Throughout, jolting shifts in color, scale or subject matter encourage the heightened visual awareness that Mr. Koons’s work demands, and rewards. There are surprises around every corner. On the third floor, a row of 10 figures in polychrome wood or porcelain from Mr. Koons’s “Banality” series of 1988 form a single confrontational row in a narrow gallery. Including an amorous Pink Panther; a pig flanked by angels; a London bobby befriending a goofy bear; and, best of all, an ostentatious yet poignant rendition of Michael Jackson and his pet monkey, Bubbles, each of these works is a different collision of art with religion, sex or kitsch.
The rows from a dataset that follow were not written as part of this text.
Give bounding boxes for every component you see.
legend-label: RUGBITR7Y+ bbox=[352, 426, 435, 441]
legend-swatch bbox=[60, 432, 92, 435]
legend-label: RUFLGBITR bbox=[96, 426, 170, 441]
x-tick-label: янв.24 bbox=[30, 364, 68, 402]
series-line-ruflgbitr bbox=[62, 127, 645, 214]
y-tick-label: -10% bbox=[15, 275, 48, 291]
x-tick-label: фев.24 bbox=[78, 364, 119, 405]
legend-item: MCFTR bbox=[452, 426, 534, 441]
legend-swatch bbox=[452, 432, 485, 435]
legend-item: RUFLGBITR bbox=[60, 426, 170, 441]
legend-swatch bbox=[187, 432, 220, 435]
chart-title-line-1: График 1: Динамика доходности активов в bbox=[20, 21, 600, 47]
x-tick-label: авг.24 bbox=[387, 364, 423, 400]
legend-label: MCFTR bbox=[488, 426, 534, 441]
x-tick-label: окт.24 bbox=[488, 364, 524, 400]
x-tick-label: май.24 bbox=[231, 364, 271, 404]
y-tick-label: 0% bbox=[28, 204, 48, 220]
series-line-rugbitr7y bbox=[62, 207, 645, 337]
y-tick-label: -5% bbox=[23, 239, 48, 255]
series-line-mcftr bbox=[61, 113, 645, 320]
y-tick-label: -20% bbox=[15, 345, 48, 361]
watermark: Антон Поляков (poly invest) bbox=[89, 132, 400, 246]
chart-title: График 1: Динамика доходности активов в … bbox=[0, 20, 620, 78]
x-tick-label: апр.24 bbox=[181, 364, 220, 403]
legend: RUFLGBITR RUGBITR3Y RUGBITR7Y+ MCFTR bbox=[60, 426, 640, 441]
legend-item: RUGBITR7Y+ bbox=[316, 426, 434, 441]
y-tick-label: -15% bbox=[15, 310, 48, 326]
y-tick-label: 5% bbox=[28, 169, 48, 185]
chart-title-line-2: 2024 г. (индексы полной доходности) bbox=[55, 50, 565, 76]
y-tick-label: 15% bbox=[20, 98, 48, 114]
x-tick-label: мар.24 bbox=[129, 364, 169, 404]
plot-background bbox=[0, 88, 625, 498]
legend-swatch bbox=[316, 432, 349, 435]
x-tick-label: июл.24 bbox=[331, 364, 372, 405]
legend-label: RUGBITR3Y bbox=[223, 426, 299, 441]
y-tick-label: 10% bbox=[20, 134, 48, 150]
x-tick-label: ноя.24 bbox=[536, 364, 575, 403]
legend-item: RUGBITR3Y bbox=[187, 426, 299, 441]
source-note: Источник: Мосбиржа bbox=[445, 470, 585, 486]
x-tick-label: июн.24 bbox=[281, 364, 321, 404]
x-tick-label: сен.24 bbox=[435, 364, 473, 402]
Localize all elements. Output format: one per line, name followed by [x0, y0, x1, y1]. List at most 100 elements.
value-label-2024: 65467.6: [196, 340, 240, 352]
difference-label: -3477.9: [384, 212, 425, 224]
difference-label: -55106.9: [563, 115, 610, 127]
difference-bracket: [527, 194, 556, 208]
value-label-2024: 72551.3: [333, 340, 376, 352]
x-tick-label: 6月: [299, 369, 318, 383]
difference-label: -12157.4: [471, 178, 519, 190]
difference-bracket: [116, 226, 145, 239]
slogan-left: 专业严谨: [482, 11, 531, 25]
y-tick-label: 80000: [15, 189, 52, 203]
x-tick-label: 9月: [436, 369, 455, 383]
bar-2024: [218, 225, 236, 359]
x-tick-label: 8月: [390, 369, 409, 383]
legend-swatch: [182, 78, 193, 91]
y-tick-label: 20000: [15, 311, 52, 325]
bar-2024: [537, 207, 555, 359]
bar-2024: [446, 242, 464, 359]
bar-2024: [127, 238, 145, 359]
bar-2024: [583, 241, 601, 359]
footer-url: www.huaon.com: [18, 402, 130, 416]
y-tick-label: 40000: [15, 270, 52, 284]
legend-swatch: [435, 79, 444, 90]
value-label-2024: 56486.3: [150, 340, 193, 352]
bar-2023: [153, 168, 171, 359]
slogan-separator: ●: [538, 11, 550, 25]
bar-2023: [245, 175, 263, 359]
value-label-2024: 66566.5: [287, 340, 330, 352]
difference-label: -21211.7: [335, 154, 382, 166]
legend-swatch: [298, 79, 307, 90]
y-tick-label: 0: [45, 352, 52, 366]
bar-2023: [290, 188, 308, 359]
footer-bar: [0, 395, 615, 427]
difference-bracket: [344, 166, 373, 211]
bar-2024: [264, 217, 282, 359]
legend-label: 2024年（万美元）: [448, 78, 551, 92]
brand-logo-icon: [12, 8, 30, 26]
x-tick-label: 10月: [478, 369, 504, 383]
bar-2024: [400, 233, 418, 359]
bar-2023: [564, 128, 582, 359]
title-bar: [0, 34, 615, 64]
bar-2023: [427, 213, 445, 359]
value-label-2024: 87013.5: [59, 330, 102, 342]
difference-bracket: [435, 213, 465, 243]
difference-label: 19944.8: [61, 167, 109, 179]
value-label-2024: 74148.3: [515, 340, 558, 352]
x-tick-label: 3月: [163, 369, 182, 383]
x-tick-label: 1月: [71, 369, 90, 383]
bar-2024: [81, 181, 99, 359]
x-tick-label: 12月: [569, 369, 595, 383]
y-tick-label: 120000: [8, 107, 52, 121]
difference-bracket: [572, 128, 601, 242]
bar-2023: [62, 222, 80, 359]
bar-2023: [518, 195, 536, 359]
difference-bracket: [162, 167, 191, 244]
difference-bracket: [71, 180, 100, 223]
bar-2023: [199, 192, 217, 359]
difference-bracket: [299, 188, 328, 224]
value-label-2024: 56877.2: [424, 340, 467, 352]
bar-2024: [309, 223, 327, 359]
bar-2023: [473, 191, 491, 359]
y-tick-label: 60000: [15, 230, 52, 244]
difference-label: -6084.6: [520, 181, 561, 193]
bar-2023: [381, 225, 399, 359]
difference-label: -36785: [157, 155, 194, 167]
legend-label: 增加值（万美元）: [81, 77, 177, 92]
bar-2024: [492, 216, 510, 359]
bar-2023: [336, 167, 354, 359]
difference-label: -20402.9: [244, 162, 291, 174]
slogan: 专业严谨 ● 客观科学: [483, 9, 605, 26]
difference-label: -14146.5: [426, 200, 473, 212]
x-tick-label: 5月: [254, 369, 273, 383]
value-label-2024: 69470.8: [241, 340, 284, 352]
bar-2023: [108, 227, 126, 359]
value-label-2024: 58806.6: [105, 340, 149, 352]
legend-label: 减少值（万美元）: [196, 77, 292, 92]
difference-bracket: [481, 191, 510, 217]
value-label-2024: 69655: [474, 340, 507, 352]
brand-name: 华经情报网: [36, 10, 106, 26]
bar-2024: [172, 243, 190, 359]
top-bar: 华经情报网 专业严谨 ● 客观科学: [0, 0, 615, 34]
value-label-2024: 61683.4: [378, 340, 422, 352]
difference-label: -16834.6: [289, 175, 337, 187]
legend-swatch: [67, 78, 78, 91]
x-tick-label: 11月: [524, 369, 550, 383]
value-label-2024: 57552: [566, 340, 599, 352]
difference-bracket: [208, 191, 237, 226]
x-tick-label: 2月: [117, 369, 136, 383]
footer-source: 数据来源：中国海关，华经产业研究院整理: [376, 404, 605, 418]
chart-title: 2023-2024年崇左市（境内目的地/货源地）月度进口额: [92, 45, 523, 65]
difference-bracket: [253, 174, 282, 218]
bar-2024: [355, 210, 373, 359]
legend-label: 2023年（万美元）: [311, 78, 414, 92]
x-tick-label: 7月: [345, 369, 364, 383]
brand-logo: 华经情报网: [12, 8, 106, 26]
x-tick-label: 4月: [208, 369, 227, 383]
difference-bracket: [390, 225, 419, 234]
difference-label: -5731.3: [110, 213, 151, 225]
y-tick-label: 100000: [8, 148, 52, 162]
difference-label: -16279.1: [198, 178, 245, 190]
This series cost Mr. Koons some of his fan base, but laid the foundation for most of his subsequent work. He opened his art directly to art history, waded deep into popular culture and replaced ready-mades with figures based on either objects or images that he combined, tweaked and enlarged as he pleased. A piglet and a penguin in the arms of an imposing porcelain statue of St. John the Baptist are certainly not in the Leonardo da Vinci painting on which it is based. Hereafter, careful manipulations of scale become central to his expression.
Other shifts are quieter but no less edifying. One occurs when you exit the gallery of the fraught and busy sex paintings and find yourself surrounded by the big, serenely blank tinted mirrors of the “Easy Fun” series, each cut in the implicitly friendly shape of a cartoon animal. It is a bit of innocence regained.
Children’s toys and antiquities — forms retrieved from deep in our personal or cultural pasts — inspire many works on the fourth floor. Here you will find “Play Doh,” “Balloon Dog (Yellow)” and “Balloon Venus (Orange),” an extraordinary study in voluptuous geometry inspired by the Venus of Willendorf. There are also less felicitous efforts like “Hulk (Organ),” “Dogpool (Panties)” and the stupefying “Liberty Bell,” an exact copy (dated 2006-14), apparently indistinguishable from the one in Philadelphia that Mr. Koons visited as a child. A fake ready-made?
Despite some ups and downs, this is a gripping show. It chronicles a sculptural career that is singular for its profusion of color, crafts and materials; its opening up of historical avenues closed by Minimalism; and its faith in both accessibility and advanced art, that other New. And it’s a great way for the Whitney to decamp, tossing the Met the keys, knowing that we won’t soon forget that it still owns the place.